Mossie looks shocked for a moment as she mouths, “Ancient Byzantine,” and then smiles. “Oh, that? That’s just from the Victorian era. A Roman replica. Really, you had me going for a second. What a tragedy that would be. Anyway, you know the deal, I’m leaving again.”

“Boat sails tomorrow in the early afternoon. But I’m bringing some of the booty back here if I get the goods I’m expecting to find. Thus, I’m making room. I’ve got a whole truck of stuff heading to Sotheby’s early tomorrow morning. That’s why I was invading your space up there,” Mossie smiled at me apologetically.

I waved her apology away, “Not my space,” I said. “Not a problem.” Mossie frowned slightly in response.
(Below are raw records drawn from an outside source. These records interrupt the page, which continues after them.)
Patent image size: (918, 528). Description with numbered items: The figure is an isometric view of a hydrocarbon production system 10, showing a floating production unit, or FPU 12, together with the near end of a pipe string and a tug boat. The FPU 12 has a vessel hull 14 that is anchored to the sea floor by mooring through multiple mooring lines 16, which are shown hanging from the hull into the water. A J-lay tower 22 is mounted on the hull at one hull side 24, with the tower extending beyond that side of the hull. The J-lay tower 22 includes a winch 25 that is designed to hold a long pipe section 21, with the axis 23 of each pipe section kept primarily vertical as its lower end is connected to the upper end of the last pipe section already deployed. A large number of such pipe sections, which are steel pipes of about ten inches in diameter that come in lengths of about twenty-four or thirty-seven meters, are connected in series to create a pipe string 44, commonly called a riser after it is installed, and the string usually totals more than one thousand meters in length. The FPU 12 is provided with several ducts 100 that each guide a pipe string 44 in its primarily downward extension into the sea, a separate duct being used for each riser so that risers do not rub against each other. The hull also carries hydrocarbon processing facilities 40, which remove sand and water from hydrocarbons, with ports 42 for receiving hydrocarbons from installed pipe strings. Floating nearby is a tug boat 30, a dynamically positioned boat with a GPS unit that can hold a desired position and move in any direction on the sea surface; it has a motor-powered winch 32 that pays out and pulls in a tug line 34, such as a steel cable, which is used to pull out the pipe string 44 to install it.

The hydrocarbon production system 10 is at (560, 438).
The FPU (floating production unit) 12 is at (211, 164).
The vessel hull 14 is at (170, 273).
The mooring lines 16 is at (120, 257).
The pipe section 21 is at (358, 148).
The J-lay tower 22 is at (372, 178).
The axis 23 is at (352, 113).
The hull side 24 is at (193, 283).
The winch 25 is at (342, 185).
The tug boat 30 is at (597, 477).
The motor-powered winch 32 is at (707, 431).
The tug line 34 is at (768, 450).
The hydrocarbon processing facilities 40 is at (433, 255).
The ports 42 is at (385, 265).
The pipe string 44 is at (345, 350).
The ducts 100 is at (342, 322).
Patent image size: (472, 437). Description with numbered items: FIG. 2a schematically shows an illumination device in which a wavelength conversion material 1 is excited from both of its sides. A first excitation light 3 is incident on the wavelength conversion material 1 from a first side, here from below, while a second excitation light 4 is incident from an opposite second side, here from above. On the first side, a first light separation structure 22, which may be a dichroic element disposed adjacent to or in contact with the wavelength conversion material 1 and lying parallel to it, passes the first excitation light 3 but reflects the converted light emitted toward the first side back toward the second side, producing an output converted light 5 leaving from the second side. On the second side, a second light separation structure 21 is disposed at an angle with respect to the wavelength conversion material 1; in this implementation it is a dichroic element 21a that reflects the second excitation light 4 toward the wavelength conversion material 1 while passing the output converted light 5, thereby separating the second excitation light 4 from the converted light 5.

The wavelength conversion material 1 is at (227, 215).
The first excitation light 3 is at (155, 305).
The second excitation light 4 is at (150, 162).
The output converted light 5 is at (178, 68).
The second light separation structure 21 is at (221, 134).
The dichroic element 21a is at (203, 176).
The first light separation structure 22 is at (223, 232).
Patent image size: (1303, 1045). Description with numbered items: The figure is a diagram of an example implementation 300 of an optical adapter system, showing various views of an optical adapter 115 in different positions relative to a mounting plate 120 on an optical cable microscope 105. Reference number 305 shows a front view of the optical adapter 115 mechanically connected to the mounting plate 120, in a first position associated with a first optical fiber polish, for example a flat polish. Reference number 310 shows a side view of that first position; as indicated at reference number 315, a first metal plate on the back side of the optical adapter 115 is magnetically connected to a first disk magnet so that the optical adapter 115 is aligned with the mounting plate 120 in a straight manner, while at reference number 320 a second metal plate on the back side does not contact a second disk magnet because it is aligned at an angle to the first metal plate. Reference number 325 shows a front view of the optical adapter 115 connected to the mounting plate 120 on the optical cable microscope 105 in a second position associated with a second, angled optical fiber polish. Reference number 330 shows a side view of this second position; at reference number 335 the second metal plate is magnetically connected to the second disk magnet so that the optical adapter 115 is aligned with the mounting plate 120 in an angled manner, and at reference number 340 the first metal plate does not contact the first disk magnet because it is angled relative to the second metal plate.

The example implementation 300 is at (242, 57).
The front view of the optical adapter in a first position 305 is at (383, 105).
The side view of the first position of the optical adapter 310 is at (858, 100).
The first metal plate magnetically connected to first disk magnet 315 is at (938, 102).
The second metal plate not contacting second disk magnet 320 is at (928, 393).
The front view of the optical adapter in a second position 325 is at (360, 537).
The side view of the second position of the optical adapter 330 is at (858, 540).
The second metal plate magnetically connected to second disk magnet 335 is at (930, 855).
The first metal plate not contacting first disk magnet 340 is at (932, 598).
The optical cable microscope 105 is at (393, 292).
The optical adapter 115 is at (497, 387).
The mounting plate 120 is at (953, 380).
“Anyway, honey, take care when I’m gone. And if you see that boy again, go ahead and let him do those mysterious playboy things to you that they write about in dirty magazines.”

I laugh, “A dirty magazine? What? How old are you, anyway?” Mossie winds a towel and takes a whap at my thigh.

“How dare you ask, a lady never tells.”

***

I leave for work just as the chaos was starting the next day. I climb down my loft steps just in time to see a Sotheby’s representative come close to tears at the sight of the shattered Victorian bowl.

When I return home in the evening, the apartment is empty except for the snails, silently crawling in their glowing green aquarium. I tap on their glass and say hello before lowering a dish of organic zucchini and kale into their little world.

I turn in immediately after devouring Mossie’s takeout leftovers, an explicit part of my gig. As soon as my head hits the pillow, I’m taken to a place I’ve never been before.

***

A cave shimmers in light from four smokey, sweet-smelling oil lamps. The man from the museum is on his knees in the middle of the tall cavern. Wearing a tattered cloth around his waist, he’s lost all pretense of the cool confidence he had in the museum.

His hands comb through his thick dark curls again and again as he rocks to and fro. I go to him, kneeling to kiss his full lips. I hold his head in my hands and tell him it’s going to be all right. But he grabs my shoulders and as he looks into my face his eyes change from the deep brown I remember to a golden catlike hue.

“I’ve already done it,” he says. “I’ve already done it and I’ll do it to you too”

When I look at him again, his hands are covered in gore and his mouth is full of sharp teeth.

***

I wake up freezing under my thin quilt. The skylight above my bed is open and the late autumn air is seeping in. I turn to look at the clock on my bedside table and see a golden bracelet resting on the dusty wood as if dropped from the skylight. It sparkles in the cold moonlight.